DarkVishnya attacks from inside

December 7, 2018

Normally, we start investigating a cyberincident by looking for a source of infection. The source is not difficult to find — we look for an e-mail with a malware attachment or a malicious link, or for a hacked server. As a rule, security specialists have a list of equipment, so all you need to do is figure out which machine started the malicious activity. But what if all of your computers are clean — yet malicious activity is still occurring?

Recently, our experts investigated precisely such a situation. What they found: the attackers physically connected their own equipment to the corporate network.

It does not need a dedicated network connection; it works through a computer's USB port.

This style of attack, dubbed DarkVishnya, begins with a criminal bringing a device to a victim’s office and connecting it to the corporate network. Through that device, they can remotely explore company’s IT infrastructure, intercept passwords, read information from public folders, and much more.

The technical details of this attack can be found in this Securelist post. In this particular case, malefactors targeted several banks in Eastern Europe.
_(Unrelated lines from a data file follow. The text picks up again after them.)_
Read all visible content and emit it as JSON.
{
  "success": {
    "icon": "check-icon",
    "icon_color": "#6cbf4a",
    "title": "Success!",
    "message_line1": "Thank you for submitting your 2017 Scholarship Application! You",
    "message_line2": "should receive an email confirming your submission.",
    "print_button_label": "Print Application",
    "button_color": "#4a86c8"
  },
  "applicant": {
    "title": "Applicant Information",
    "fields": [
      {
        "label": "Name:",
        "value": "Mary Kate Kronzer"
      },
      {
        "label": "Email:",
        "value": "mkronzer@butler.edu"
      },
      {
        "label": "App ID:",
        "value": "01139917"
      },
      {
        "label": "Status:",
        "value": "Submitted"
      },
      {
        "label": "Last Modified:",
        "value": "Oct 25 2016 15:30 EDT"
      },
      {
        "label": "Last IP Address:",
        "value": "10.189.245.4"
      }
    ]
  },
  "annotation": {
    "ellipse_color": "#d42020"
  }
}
However, the method has potential for use against any big company. The bigger the better; it is much simpler to hide a malicious device in a large office — and especially effective if a company has many offices around the world connected to one network.
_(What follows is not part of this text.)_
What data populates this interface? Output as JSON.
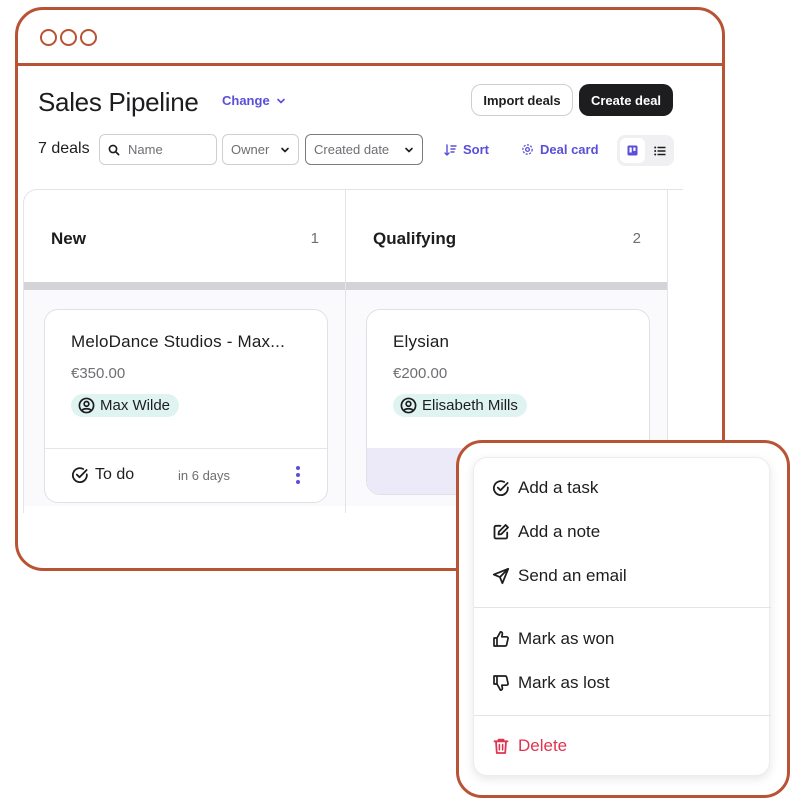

Investigating this case, our experts encountered three types of devices. We do not yet know whether all of them were planted by one group, or if there were multiple actors, but all attacks used the same principle. The devices involved were:

  • A cheap laptop or netbook. Attackers do not need a flagship model; they can buy a used one, plug in a 3G modem and install a remote-control program. They then simply hide the device to evade notice and connect two cables — one to the network and another to a power supply.
  • A Raspberry Pi. A miniature computer that is powered over a USB connection, a Raspberry Pi is inexpensive and inconspicuous — easier to purchase and hide in an office than a laptop. It can be plugged into a computer, where it will be camouflaged between wires, or, for example, in a USB port on a TV in a lobby or waiting area.
  • A Bash Bunny. Intended for use as a tool for penetration testing, the Bash Bunny is freely sold on hacker forums. It does not need a dedicated network connection; it works through a computer’s USB port. On the one hand, that makes it easier to hide — it looks like a flash drive. On the other hand, device control technology can react to it immediately, making this option less likely to succeed.

How are they connected?

Even in companies where security issues are taken seriously, planting such a device is not impossible. Couriers, job seekers, and representatives of clients and partners are commonly allowed into offices, so malefactors can try to impersonate any of them.
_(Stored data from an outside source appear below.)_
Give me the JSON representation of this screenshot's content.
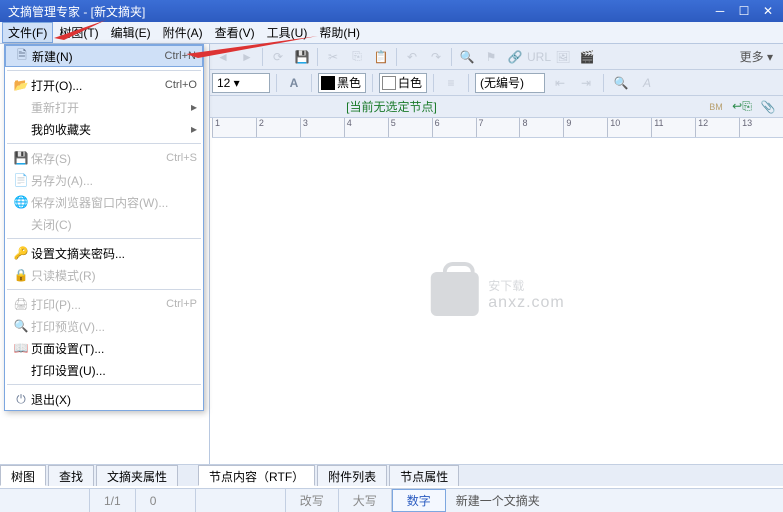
{
  "titlebar": {
    "title": "文摘管理专家 - [新文摘夹]"
  },
  "menubar": {
    "items": [
      {
        "label": "文件(F)"
      },
      {
        "label": "树图(T)"
      },
      {
        "label": "编辑(E)"
      },
      {
        "label": "附件(A)"
      },
      {
        "label": "查看(V)"
      },
      {
        "label": "工具(U)"
      },
      {
        "label": "帮助(H)"
      }
    ]
  },
  "toolbar2": {
    "font_size": "12 ▾",
    "color1": "黑色",
    "color2": "白色",
    "numbering": "(无编号)",
    "more": "更多 ▾"
  },
  "headerbar": {
    "text": "[当前无选定节点]"
  },
  "filemenu": [
    {
      "icon": "file-new-icon",
      "label": "新建(N)",
      "shortcut": "Ctrl+N",
      "hl": true
    },
    {
      "sep": true
    },
    {
      "icon": "folder-open-icon",
      "label": "打开(O)...",
      "shortcut": "Ctrl+O"
    },
    {
      "icon": "",
      "label": "重新打开",
      "arrow": true,
      "dis": true
    },
    {
      "icon": "",
      "label": "我的收藏夹",
      "arrow": true
    },
    {
      "sep": true
    },
    {
      "icon": "save-icon",
      "label": "保存(S)",
      "shortcut": "Ctrl+S",
      "dis": true
    },
    {
      "icon": "saveas-icon",
      "label": "另存为(A)...",
      "dis": true
    },
    {
      "icon": "browser-icon",
      "label": "保存浏览器窗口内容(W)...",
      "dis": true
    },
    {
      "icon": "",
      "label": "关闭(C)",
      "dis": true
    },
    {
      "sep": true
    },
    {
      "icon": "key-icon",
      "label": "设置文摘夹密码..."
    },
    {
      "icon": "readonly-icon",
      "label": "只读模式(R)",
      "dis": true
    },
    {
      "sep": true
    },
    {
      "icon": "print-icon",
      "label": "打印(P)...",
      "shortcut": "Ctrl+P",
      "dis": true
    },
    {
      "icon": "preview-icon",
      "label": "打印预览(V)...",
      "dis": true
    },
    {
      "icon": "page-setup-icon",
      "label": "页面设置(T)..."
    },
    {
      "icon": "",
      "label": "打印设置(U)..."
    },
    {
      "sep": true
    },
    {
      "icon": "exit-icon",
      "label": "退出(X)"
    }
  ],
  "bottom_tabs": {
    "left": [
      {
        "label": "树图"
      },
      {
        "label": "查找"
      },
      {
        "label": "文摘夹属性"
      }
    ],
    "right": [
      {
        "label": "节点内容（RTF）"
      },
      {
        "label": "附件列表"
      },
      {
        "label": "节点属性"
      }
    ]
  },
  "statusbar": {
    "cells": [
      "",
      "1/1",
      "0",
      "",
      "改写",
      "大写",
      "数字"
    ],
    "msg": "新建一个文摘夹"
  },
  "watermark": {
    "main": "安下载",
    "url": "anxz.com"
  },
  "ruler_ticks": [
    "1",
    "2",
    "3",
    "4",
    "5",
    "6",
    "7",
    "8",
    "9",
    "10",
    "11",
    "12",
    "13"
  ]
}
An additional risk: Ethernet sockets are installed almost everywhere in offices — in corridors, meeting rooms, halls, and so forth. Look around the average business center and you’ll probably find somewhere to hide a small device connected to the network and to a power supply.

What should you do?

This attack has at least one weak spot — an attacker must come to the office and physically attach a device. Therefore, you should start by restricting access to the network from places accessible by outsiders.

  • Disconnect unused Ethernet outlets in public areas. If that is not possible, at least isolate them on a separate network segment.
  • Situate Ethernet sockets in view of security cameras (that could be a deterrent or will at least be helpful in case you need to investigate an incident).
  • Use a security solution with reliable device control technologies (for example, Kaspersky Endpoint Security for Business).
  • Consider using a specialized solution for monitoring anomalies and suspicious activity on the network (for example, Kaspersky Anti Targeted Attack Platform).